Mary Carson, Meggie’s wealthy aunt, is sexually predatory towards Ralph. She hates Meggie and Ralph’s close relationship — not because it seems inappropriate to her, but because she’s jealous of Ralph’s affection for Meggie. The story correctly condemns her behavior, but it also pushes the idea of priests as alluring and forbidden — and Ralph in particular as an ideal sexual partner. In the book, Mary thinks when she sees Ralph: “Curious, how many priests were handsome as Adonis, had the sexual magnetism of Don Juan. Did they espouse celibacy as a refuge from the consequences?…he was perfect. Yes, he had to be conscious of what he was.”

On some level, the story fetishizes Catholic priests — particularly cardinals. It’s almost apotheosis, or viewing them as god-like. As Ralph’s power in the Church grows, so does his appeal to other characters and unavailability to Meggie. He also thinks his attraction to Meggie makes him a man, but says he’d wanted to be a God. I often say that fetishization paradoxically objectifies, idealizes, and desexualizes people simultaneously.

Ariel Swartley’s 1998 NYT article links The Thorn Birds to the tradition of medieval European romance. The article describes the objectification of Ralph as a priest uncritically or at least lightheartedly: “The ankle-length robe that Father Ralph de Bricassart favors is as effective in its way as knightly armor in both protecting and advertising the wearer’s virtues. And, like armor, the robe, as worn by Richard Chamberlain, parts in strategic places to reveal glimpses of the man within.” Ironically, this was written just a few years before The Boston Globe broke the news of the Church’s sex abuse scandal. This article also implies a disabled character, Anne Mueller, can’t possibly be Meggie’s sexual rival. For several reasons, this NYT essay aged quickly, but it’s a great explanation of pop culture fetishizing Ralph as a fictional priest.

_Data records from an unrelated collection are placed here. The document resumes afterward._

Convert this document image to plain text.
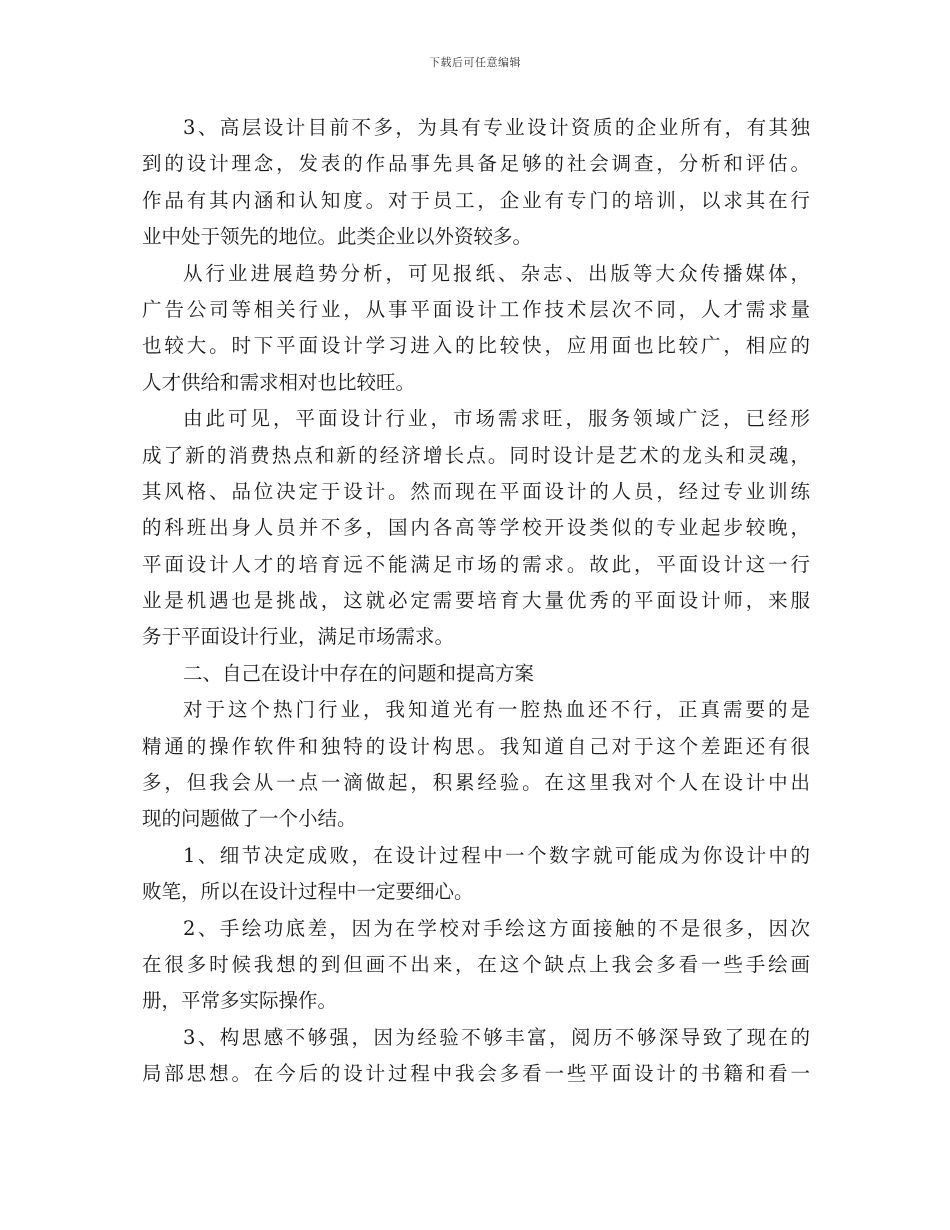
下载后可任意编辑
3、高层设计目前不多，为具有专业设计资质的企业所有，有其独
到的设计理念，发表的作品事先具备足够的社会调查，分析和评估。
作品有其内涵和认知度。对于员工，企业有专门的培训，以求其在行
业中处于领先的地位。此类企业以外资较多。
从行业进展趋势分析，可见报纸、杂志、出版等大众传播媒体，
广告公司等相关行业，从事平面设计工作技术层次不同，人才需求量
也较大。时下平面设计学习进入的比较快，应用面也比较广，相应的
人才供给和需求相对也比较旺。
由此可见，平面设计行业，市场需求旺，服务领域广泛，已经形
成了新的消费热点和新的经济增长点。同时设计是艺术的龙头和灵魂，
其风格、品位决定于设计。然而现在平面设计的人员，经过专业训练
的科班出身人员并不多，国内各高等学校开设类似的专业起步较晚，
平面设计人才的培育远不能满足市场的需求。故此，平面设计这一行
业是机遇也是挑战，这就必定需要培育大量优秀的平面设计师，来服
务于平面设计行业，满足市场需求。
二、自己在设计中存在的问题和提高方案
对于这个热门行业，我知道光有一腔热血还不行，正真需要的是
精通的操作软件和独特的设计构思。我知道自己对于这个差距还有很
多，但我会从一点一滴做起，积累经验。在这里我对个人在设计中出
现的问题做了一个小结。
1、细节决定成败，在设计过程中一个数字就可能成为你设计中的
败笔，所以在设计过程中一定要细心。
2、手绘功底差，因为在学校对手绘这方面接触的不是很多，因次
在很多时候我想的到但画不出来，在这个缺点上我会多看一些手绘画
册，平常多实际操作。
3、构思感不够强，因为经验不够丰富，阅历不够深导致了现在的
局部思想。在今后的设计过程中我会多看一些平面设计的书籍和看一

Why would a book, or character like Mary or Meggie, fetishize a Catholic priest? It may seem unfathomable to us today, but possibly: as a powerful authority figure; lonely or unattainable “forbidden fruit;” or as an ego boost: “Would he betray his God for me?” Meggie has all of these fantasies, largely because of Ralph’s grooming. I’ve never agreed with the argument that Ralph compartmentalizes his love for Meggie or sees her almost as a different person from when she was a child. The text contradicts this, and their passion as adults is entirely based in their emotional bond from her childhood.

The Thorn Birds also works best if fans put priests on a pedestal morally, thinking they’re pure, irreproachable, and incapable of harm. Today, that interpretation is impossible, so I can’t see Ralph as a romantic love interest. In real life, trust and reverence towards authority figures, especially Catholic priests, helped enable them to sexually abuse children for decades without being prosecuted or even defrocked. After the decades of sex abuse revealed in the 2000s, cultural stereotypes of Catholic priests are now the polar opposites of those implicit in The Thorn Birds.

Finally, most of the characters in The Thorn Birds are terrible people. Meggie’s mother, Fiona (“Fee”), has so much internalized misogyny that she openly prefers her sons and ignores her only daughter. As a young adult, Meggie pursues Ralph, who had inappropriate boundaries with her when she was a child. Meggie and her husband, Luke, sexually assault each other during their marriage. Luke rapes her on their wedding night, and Meggie later stealths him. As an adult, Meggie is responsible for her own actions. Her parents and Ralph are also to blame for shaping her dangerous ideas of gender and relationships since she was a child.